South Sudan is facing its highest levels of food insecurity since independence, a senior United Nations official disclosed.
Addressing the UN Security Council on Wednesday, Reena Ghelani, the Director for Operations and Advocacy at the United Nations Office for the Coordination of Humanitarian Affairs (UNOCHA), said more than 60 per cent of the people in South Sudan are severely food insecure, against the backdrop of conflict, climate shocks, displacement, COVID-19 and lack of investment
Over 8.3 million people, including 1.4 million children, need humanitarian assistance, she said.
“Notwithstanding these gains, there has been limited change in the behaviour by non-State armed groups and certain youth groups that continue to hamper access,” she said.
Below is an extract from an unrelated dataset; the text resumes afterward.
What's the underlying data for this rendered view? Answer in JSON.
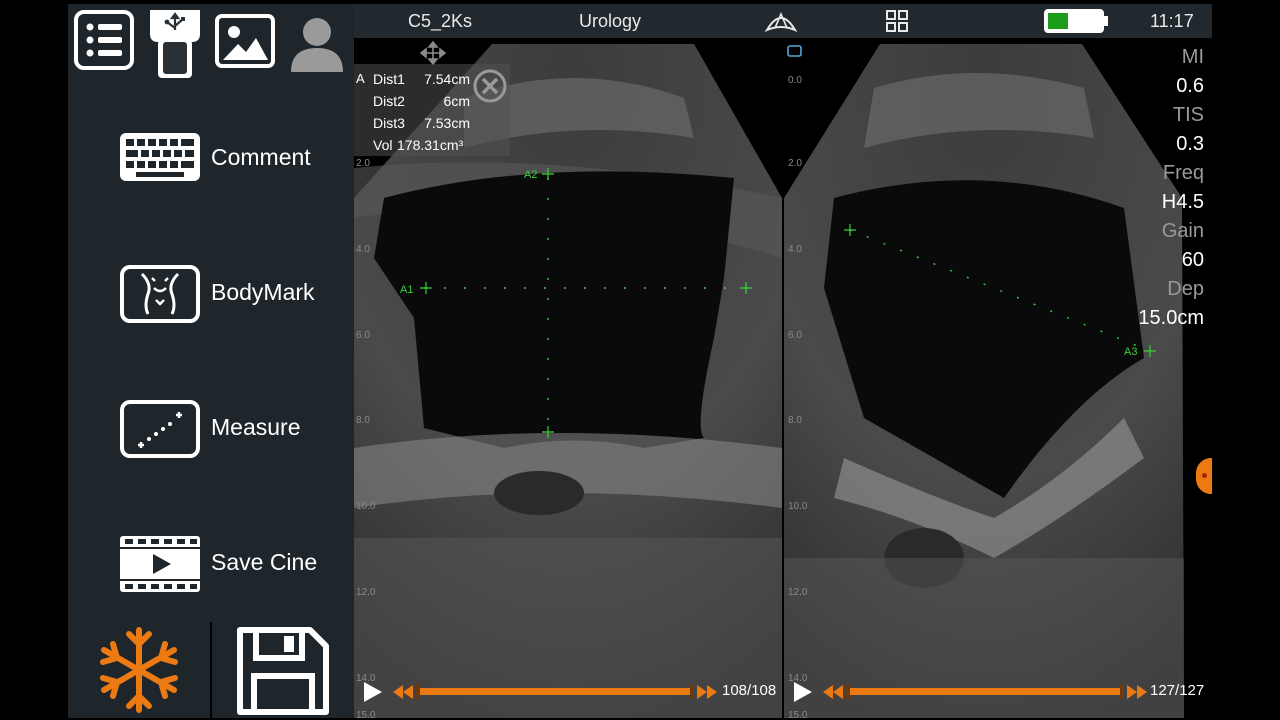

So far in 2021, four aid workers have lost their lives and more than 170 have been forced to relocate due to security threats,” said Ghelani.
She added, “More than 1,000 metric tonnes of food — valued at more than $1 million — has been looted from humanitarian facilities”.
According to the top UN official, frequent attacks on convoys, including along a key humanitarian supply route from Uganda, have disrupted aid operations and increased the price of essential goods.
Also cited as a major challenge is the deteriorating security situation in Tambura County of South Sudan’s Western Equatoria, which has prompted the displacement of 80,000 people and armed conflict in Central Equatoria mainly involving non-signatory parties to the Revitalized Peace Agreement and other armed factions, which has displaced more than 120,000 people.
Ghelani further revealed that the $1.7 billion South Sudan Humanitarian Response Plan is the country’s largest ever, but it is only 56 per cent funded.
South Sudan has received $39 million from the Central Emergency Response Fund, while the South Sudan Humanitarian Fund released $63 million to address food insecurity, civilian protection needs and the consequences of COVID-19.
“Although we prevented a catastrophe this year, with all the challenges faced, we will have to remain ever vigilant to ensure we do not come to the brink of famine again this coming year,” stressed Ghelani.
Lorna Merekaje, a South Sudanese activist, said the parties to the peace agreement don’t seem committed to full implementation of peace deal, hence prolonging the transitional period and delaying critical governance reforms.
“Many South Sudanese citizens feel that the delayed implementation only serves the interest of the political elite while prolonging the suffering of the masses,” she said.
Stressing that unhealed wounds and continued violence have left the country “deeply fragmented and bleeding”, Merekaje said despite an initial reduction in violence following the signing of the Peace Agreement in 2018, the following years have seen a systematic increase in the scale and intensity of so-called intercommunal conflicts.
“The citizens don’t know who to trust anymore,” she said, calling on the Transitional Government to expedite unification of the armed forces, implement comprehensive security sector reform and establish a national disarmament, demobilization and reintegration progress “without discrimination or favour”.
The South Sudanese activist warned against the tendency by the South Sudanese authorities to postpone addressing critical issues, such as managing diversities and ethnicity, healing and reconciliation, accountability, reform and transformation.